– Может, Дафна именно за это тебя и любит?

– Ну нет, она хочет одного – заставить меня делать то, что кажется правильным ей. – Он помолчал и добавил: – Дафна не такая, как ты.


Лола хотела крикнуть: «Убирайся!» – и не хотела этого. Бертран ни о чем не думал, просто смотрел. Сейчас. Сейчас. Он схватил ее за руку, потащил к зеркалу, висевшему слева от входной двери, встал сзади, обхватил за плечи, и она не отшатнулась. Они пересекли мост, ну, не мост – коридор, но оба осознали, какую дистанцию преодолели вместе. Его холодные ладони скользнули вниз по ее рукам и обожгли кожу. Их пальцы переплелись – ледяные, как у людей, застрявших в снежной буре.

– Уходи.

Бертран не сдвинулся с места. Лола обернулась и крикнула:

– Убирайся!

5

Лола повернула ключ в замке и оцепенела. Сердце било в набат, слезы готовы были пролиться из-под век. Она тоже нарушила границу своего мира, спустившись на этаж ниже. Трехметровая вертикаль сломала привычный уклад.

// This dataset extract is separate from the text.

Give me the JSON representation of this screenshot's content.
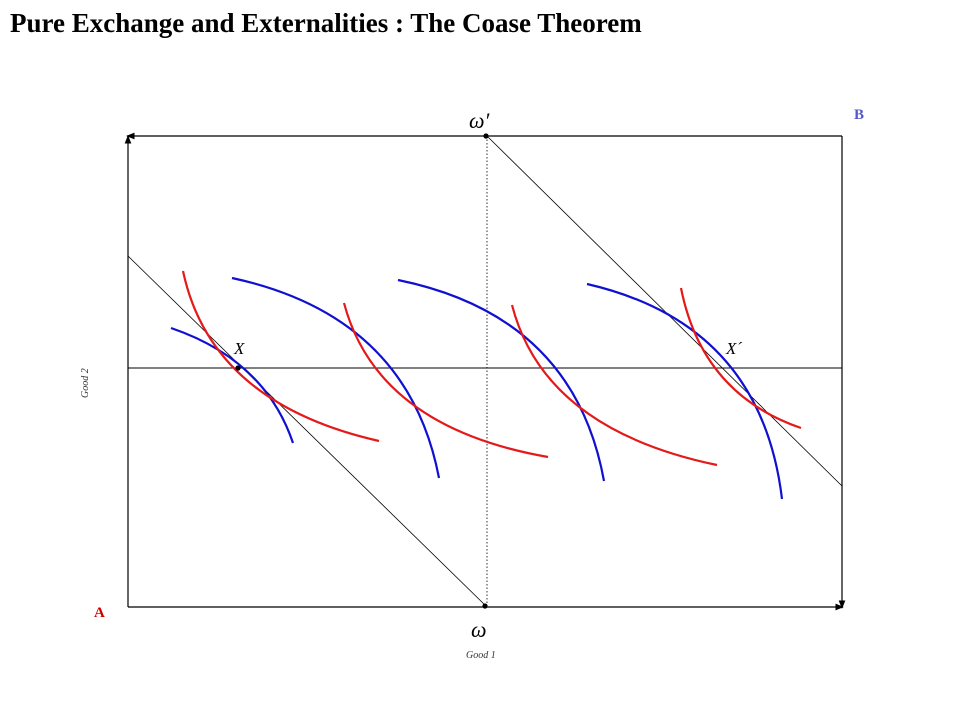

Да, она видела, как «размываются» сантиметры, но продолжила играть, не попыталась остановить происходящее. И да – она заметила, что Бертран делает то же самое, и поняла смысл каждого произнесенного и не прозвучавшего слова. Она плакала не от удивления или неожиданности, но потому, что вовремя не сказала «Стоп!». Лола взглянула на висевший у двери календарь с обведенной в кружок датой и спросила себя: «Почему я собираюсь сказать да Франку на следующей неделе?»


Ради какой жизни?


Трель звонка заставила Лолу вздрогнуть, она посмотрела в глазок – сработал динамический стереотип.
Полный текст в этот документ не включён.